Post-Covid-19, the ground may be less firm under the feet of platform-based hyperscale firms – operators would do well to learn lessons about personalisation now.
Here are the 26 words that created the internet as we know it, according to Jeff Kosseff:
“No provider or user of an interactive computer service shall be treated as the publisher or speaker of any information provided by another information content provider.”
They are from Section 230 of the Communications Decency Act passed in 1996.
Biased interference
The Trump Administration’s furious response to Twitter ‘interfering’ with the President’s tweets are seen by the President as breaking this law.
The social network suggested users might want to fact-check two Presidential tweets and provided helpful links. A third was censored on the grounds it was glorifying violence as protests about the latest killing by police of an unarmed black citizen, George Floyd, spread and became increasingly inflamed.
However, Section 230 does allow internet companies to act in “good faith” and block or restrict content they deem to be indecent or harmful or contrary to other laws. Given the President’s scant regard for facts, proving they have not acted in “good faith” will be tricky.
President Trump wants to go further in preventing what he sees as social networks’ biased ‘interference’, suggesting States Attorneys-general should act against them, using fair-trade legislation and punish offenders by reducing federal advertising spend.
No willing enforcer
The Administration sees the telecom regulator, the Federal Communications Commission (FCC) to act as enforcer, but the FCC turned its back on any such policing role when it abandoned the principle of net neutrality, which the Trump Administration favoured.
For the time being, all the Trump Administration’s fury has succeeded in doing is generating higher levels of engagement on social networks.
A future Administration could go further, as has been discussed many times, redefining the tech companies as publishers, thereby rendering them liable to the same laws as newspapers and other more heavily policed outlets.
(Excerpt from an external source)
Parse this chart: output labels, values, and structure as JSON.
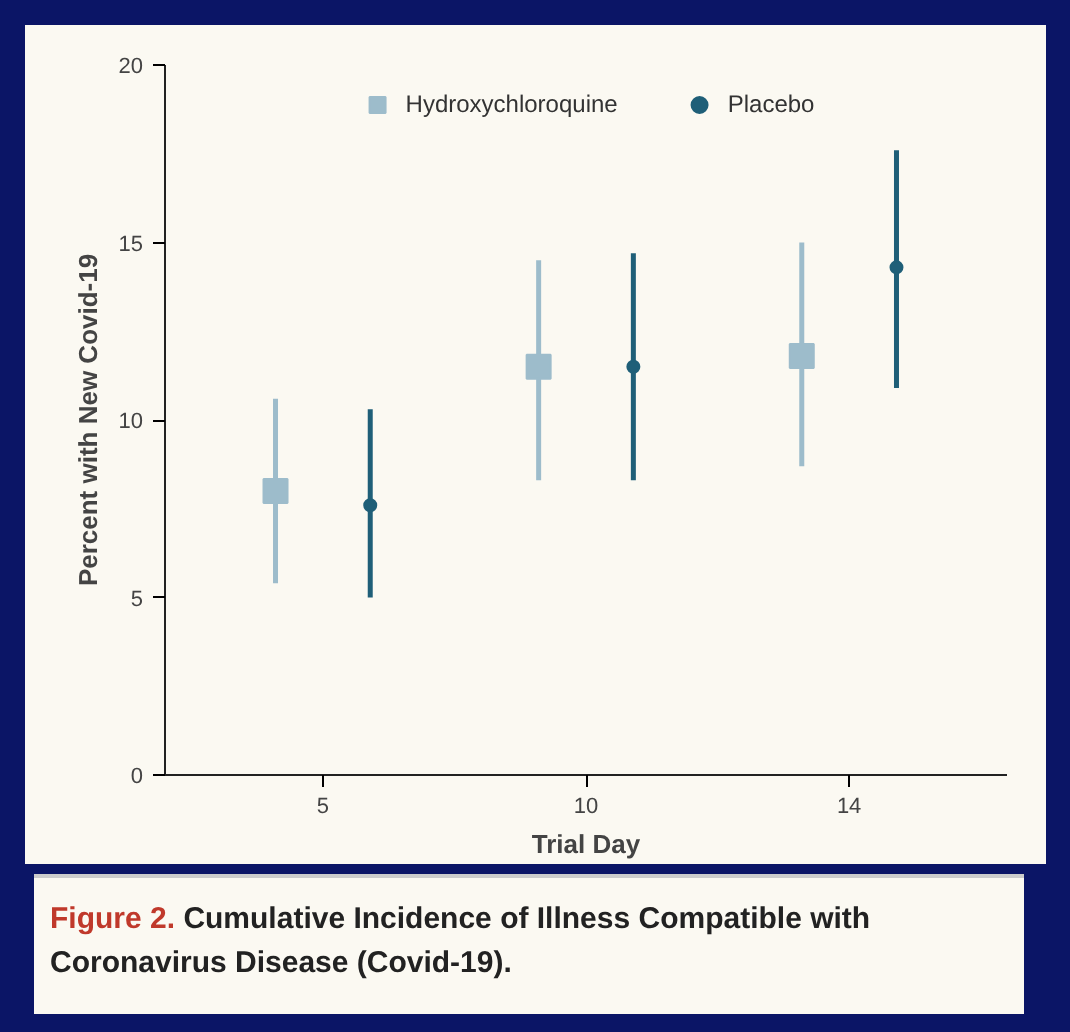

The European Union too is increasing its focus on the webhyperscalers – if it and the Department of Justice step up efforts simulataneously, the results will be interesting as IBM and Microsoft found out. Both lost impetus and standing having had to put so much attention, money and effort into responding to legal challenges on both sides of the Atlantic.
Public backlash
Danger is lurking from another source though: last week, research by AI firm Cujo found 64.2% of consumers surveyed do not believe tracking is beneficial to users generally and only 7.6% believe it is beneficial to them personally.
Companies track customers’ and potential customers’ activity on the web as well as building profiles of them better to sell them stuff via adverts, and to sell the data itself.
In exchange, users are not charged for using services such as search or social media, but as the old saying goes, if you’re not paying for stuff at the point of consumption, you are the product.
Some 61.9% of respondents said they would be happy to be tracked less even to the detriment of personalisation, such as less relevant search results.
The other huge risk for consumers is the security of data about them and data breaches are now so common they are seen as usual if not acceptable.
Last December, Gartner predicted 80% of marketeers will abandon personalisation efforts by 2025.
Charles Golvin, Senior Director Analyst in the Garnter for Marketers practice noted, “Personal data has long been the fuel that fires marketing at every stage of the customer journey, and the drive to find new forms of fuel and devise new ways to leverage them seems to be boundless.
“However, this quest has failed to meet marketers’ ambitions and, in some cases, has backfired, as consumers both directly and indirectly reject brands’ overtures.”
People don’t fit pigeonholes
Part of the trouble with pigeon-holing people is that different things are more relevant at different times, depending on the situation, and people’s situation, circumstances and tastes change.
Also, human characteristic is that we all get fed-up with the same-old, which is why we have fashion and don’t still live in caves – hence all kinds of personalisation can annoy rather than help, and even feel downright creepy.
Operators who have been chasing the goal of personalisation for a decade should take serious note.
All of which is troubling for those who have built hyperscale companies on the back of profiling and tracking people.
No representation without taxation
The row about platform-based companies not paying fair taxes has been rumbling on for more than a decade.
In the wake of the pandemic, governments everywhere are going to be looking for additional sources of income, and the special privileges or treatment enjoyed by hyperscalers will come under renewed scrutiny.
Over the weekend, the Financial Times [subscription needed] published information from a leaked proposal by the Her Majesty’s Revenue & Customs (HMRC) to oblige this likes of Amazon and eBay to collect value added tax (VAT – which stands a 20% on most products items and services) on sales the UK market from next January.
It also proposes to charge VAT on goods worth under £15 to be shipped to the UK from overseas which are at the moment exempt.
A number of pundits observed enforcing the rules would be difficult, but it is estimated this could net the government £1.5 billion (€1.67 billion) a year. it will also be music to the ears of bricks-and-mortar retailers, which have long complained being VAT exempt (and generally not paying proportional tax) gives online traders an unfair advantage.